As a jazz musician, Carter is a pianist, composer and arranger, having studied and performed with noted jazz artists such as Phil Woods, Jim McNeely, Jimmy Knepper, and Bob Brookmeyer. Carter has written liturgical music for the popular jazz communion services in his congregation, and has traveled widely in presenting jazz worship services in churches.
Carter’s primary musical association is with the Presbybop Quartet, which serves as the core group for this recording. No matter what the influences, and in this two CD-set the music was generated by Carter’s wanting to create music that resonates with the texts from the Book of Psalms without it being mere accompaniment, the final deciding factor has to be if the music works. In sum, Carter’s 22 compositions are typical late-night half-filled smoky club pieces played well by Carter’s band with a few added soloists.The style of all the music is decidedly straight-ahead. Carter’s composing style tends towards the traditionally oriented "standards-song" model; melody and chord changes done in fake-book style with arrangements worked out among the members. If there’s a complaint it’s how so many of the compositions sound very similar without any single standout track. There are the nice slightly up tempo and upbeat pieces, like "Bill’s New Song" and "Inheriting A Parable," as well as ballads like "Sabbath Song" and "Heartsick."
Exceptions to this include a few more forward-thinking free pieces like "Tears In A Bottle." The opening is avant-garde oriented featuring a freely rubato bass and piano duet playing single line polyphonic contrasting phrases. Eventually an only-slightly-more traditionally oriented melody and more strictly metered section is presented. Recalling some of Eric Dolphy’s mid-level free conceptualizations, the tune loses direction towards the end. Free and openly harmonic music is harder to play than most musicians imagine, with the great free players like Evan Parker and Sam Rivers needing years to develop and perfect their craft.

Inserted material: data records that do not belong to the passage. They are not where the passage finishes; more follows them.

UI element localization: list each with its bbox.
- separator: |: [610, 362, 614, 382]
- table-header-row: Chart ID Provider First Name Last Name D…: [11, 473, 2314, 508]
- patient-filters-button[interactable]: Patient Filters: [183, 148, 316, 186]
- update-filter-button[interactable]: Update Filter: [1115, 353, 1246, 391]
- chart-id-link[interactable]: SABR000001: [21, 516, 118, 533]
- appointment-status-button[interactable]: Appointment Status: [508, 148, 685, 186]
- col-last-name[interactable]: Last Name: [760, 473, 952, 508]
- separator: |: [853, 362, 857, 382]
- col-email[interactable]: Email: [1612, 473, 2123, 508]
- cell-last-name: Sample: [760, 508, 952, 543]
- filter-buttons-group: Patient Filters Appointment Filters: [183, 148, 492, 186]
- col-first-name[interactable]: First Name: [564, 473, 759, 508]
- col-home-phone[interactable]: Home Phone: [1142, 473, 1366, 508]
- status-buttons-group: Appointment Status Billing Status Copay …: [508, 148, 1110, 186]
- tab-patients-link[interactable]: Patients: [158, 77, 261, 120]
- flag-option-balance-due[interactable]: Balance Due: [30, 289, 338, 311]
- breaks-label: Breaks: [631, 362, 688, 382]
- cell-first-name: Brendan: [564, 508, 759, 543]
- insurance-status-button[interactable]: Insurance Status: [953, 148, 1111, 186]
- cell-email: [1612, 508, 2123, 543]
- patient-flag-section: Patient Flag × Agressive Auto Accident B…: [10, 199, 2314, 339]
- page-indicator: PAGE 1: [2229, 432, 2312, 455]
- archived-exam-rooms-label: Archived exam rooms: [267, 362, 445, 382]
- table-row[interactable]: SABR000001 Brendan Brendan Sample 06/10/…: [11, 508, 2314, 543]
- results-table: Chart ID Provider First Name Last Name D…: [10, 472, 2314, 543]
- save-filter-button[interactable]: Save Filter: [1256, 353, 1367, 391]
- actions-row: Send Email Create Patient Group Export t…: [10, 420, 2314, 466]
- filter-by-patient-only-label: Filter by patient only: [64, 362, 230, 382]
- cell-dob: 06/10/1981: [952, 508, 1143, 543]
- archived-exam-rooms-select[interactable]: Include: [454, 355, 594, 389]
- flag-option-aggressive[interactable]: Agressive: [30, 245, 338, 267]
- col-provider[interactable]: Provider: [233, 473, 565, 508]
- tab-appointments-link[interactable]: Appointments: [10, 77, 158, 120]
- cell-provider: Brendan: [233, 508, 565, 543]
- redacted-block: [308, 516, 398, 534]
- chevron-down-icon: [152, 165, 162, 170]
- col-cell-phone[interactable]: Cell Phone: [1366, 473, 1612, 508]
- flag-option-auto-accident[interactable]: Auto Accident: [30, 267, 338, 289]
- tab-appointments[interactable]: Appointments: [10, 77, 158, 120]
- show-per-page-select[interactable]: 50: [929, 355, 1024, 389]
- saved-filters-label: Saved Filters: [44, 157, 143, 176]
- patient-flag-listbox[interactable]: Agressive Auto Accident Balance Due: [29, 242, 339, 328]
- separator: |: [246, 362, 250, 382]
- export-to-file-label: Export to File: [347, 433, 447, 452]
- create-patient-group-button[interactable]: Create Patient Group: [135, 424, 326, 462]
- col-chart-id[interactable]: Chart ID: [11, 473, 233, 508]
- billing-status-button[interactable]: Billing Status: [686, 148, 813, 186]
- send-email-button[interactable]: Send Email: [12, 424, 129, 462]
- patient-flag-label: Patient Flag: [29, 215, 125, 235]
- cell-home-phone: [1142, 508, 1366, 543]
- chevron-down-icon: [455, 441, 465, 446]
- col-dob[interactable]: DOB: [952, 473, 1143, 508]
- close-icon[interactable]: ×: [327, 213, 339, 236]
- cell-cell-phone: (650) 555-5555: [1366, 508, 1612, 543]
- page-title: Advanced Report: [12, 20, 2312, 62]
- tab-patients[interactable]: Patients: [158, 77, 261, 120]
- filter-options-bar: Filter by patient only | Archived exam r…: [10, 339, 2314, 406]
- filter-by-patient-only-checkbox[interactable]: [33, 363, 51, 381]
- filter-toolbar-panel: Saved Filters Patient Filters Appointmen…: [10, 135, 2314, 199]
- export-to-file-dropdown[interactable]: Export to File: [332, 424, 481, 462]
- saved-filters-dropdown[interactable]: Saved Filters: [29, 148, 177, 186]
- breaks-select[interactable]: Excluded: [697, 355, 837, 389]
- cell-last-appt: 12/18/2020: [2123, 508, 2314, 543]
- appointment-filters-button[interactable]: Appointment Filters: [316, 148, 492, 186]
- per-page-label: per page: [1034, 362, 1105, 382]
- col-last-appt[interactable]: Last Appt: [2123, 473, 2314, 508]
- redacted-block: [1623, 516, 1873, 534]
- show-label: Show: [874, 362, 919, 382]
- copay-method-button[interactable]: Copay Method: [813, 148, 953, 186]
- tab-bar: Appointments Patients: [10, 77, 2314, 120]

The musicians on this disc are, for the most part, capable. Jeff Stockham struggles a little on his French horn solo on "Inheriting A Parable," but Al Hamme has a fine sprightly saxophone tone recalling Jay Beckenstein of Spyro Gyra and is a capable soloist. Carter is a good, not great, soloist, but his own personal playing is not the point of this collection. Ultimately the meaning of this music is the connection between God’s word and the individual performers’ and listeners’ hearts, minds and souls.